Many assume that military or economic actions elicit the strongest responses from authoritarian states. However, information-related actions provoked the most reaction. The most negative reactions stemmed from US condemnations of China’s human rights violations, particularly its treatment of the Uyghur population. Similar trends emerged when analyzing Russia’s responses to human rights abuse allegations. Dr. Fisher emphasized that this pattern applies broadly to authoritarian states, as their leaders rely on information control to maintain power. 

Dr. Fisher also highlighted information operations as a cost-effective deterrence tool compared to military actions (e.g., joint exercises) or economic actions, which may produce mutually negative effects. His findings identified economic sanctions as the least effective of the DIME tools. Authoritarian leaders react strongly to critiques of their information control because such control is essential to their regime survival. 

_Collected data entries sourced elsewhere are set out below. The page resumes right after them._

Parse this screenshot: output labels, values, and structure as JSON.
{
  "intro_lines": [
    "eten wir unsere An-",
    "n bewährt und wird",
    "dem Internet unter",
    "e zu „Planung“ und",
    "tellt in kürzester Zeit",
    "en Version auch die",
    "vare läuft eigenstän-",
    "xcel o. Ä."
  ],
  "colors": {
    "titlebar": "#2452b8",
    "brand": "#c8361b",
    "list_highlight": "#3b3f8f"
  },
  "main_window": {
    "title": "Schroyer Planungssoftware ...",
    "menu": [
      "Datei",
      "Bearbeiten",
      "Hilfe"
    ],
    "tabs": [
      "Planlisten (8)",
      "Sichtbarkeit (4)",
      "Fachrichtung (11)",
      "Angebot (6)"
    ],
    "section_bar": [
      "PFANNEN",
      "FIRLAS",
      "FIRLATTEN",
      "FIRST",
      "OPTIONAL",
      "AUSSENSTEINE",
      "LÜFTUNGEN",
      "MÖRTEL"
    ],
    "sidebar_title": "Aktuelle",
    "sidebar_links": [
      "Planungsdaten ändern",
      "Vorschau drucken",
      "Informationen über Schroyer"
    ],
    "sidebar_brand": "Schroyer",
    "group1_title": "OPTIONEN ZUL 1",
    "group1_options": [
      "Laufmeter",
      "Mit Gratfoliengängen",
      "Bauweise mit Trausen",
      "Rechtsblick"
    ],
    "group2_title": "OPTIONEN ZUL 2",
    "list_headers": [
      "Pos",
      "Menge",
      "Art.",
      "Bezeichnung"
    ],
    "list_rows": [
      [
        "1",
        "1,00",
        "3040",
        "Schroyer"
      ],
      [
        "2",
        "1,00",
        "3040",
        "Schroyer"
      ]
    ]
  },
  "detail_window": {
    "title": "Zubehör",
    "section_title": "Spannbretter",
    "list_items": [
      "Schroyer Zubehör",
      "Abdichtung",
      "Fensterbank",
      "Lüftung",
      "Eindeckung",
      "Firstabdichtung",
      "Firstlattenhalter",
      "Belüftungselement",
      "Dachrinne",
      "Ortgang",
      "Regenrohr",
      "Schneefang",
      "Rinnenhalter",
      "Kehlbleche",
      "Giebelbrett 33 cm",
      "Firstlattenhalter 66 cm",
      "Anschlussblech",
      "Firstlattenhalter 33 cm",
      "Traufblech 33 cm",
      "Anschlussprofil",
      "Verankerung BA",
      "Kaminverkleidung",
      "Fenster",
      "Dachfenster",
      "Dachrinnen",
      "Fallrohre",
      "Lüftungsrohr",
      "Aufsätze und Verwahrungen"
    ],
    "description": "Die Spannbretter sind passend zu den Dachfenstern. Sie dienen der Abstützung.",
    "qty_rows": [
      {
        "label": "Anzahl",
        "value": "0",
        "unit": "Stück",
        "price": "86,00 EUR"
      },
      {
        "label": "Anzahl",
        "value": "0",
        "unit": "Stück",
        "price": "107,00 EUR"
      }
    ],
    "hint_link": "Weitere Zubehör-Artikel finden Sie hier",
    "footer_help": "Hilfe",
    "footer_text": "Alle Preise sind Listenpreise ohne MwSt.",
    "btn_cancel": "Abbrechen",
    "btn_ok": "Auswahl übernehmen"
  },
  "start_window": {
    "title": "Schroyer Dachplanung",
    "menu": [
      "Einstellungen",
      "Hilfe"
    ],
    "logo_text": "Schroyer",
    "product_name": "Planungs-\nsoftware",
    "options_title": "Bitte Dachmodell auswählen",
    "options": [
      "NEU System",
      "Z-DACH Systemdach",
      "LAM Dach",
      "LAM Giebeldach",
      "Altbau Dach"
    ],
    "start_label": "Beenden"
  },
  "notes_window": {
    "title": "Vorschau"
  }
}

To read more of Dr. Fisher’s research on the potential implications of information operations against authoritarian regimes, please visit the Focus Data Project website.   

Speaker Session Briefing

Briefing Materials

Biography: Scott Fisher, PhD is an Assistant Professor in the Security Studies Department at New Jersey City University (NJCU). Prior to his PhD studies at Rutgers University, he received an MA in Security Studies from Georgetown University and an MA in Korean and International Studies from Seoul National University in South Korea. His research interests include information warfare, US security challenges in Asia, open-source intelligence, and data analysis in public policy. His research has been published by organizations including Foreign Policy Analysis, RAND, Demokratizatsiya, the Journal of Indo-Pacific Affairs, the Journal of Information Warfare, and West Point’s Modern War Institute. He has presented at conferences for organizations including the International Studies Association, the American Political Science Association, the Midwest Political Science Association, NATO, and other professional and academic organizations worldwide. Prior to academia, Dr. Fisher worked in crisis management for the US Department of Defense at the Pentagon, as well as in Afghanistan, East Africa, and Germany as a US Army officer.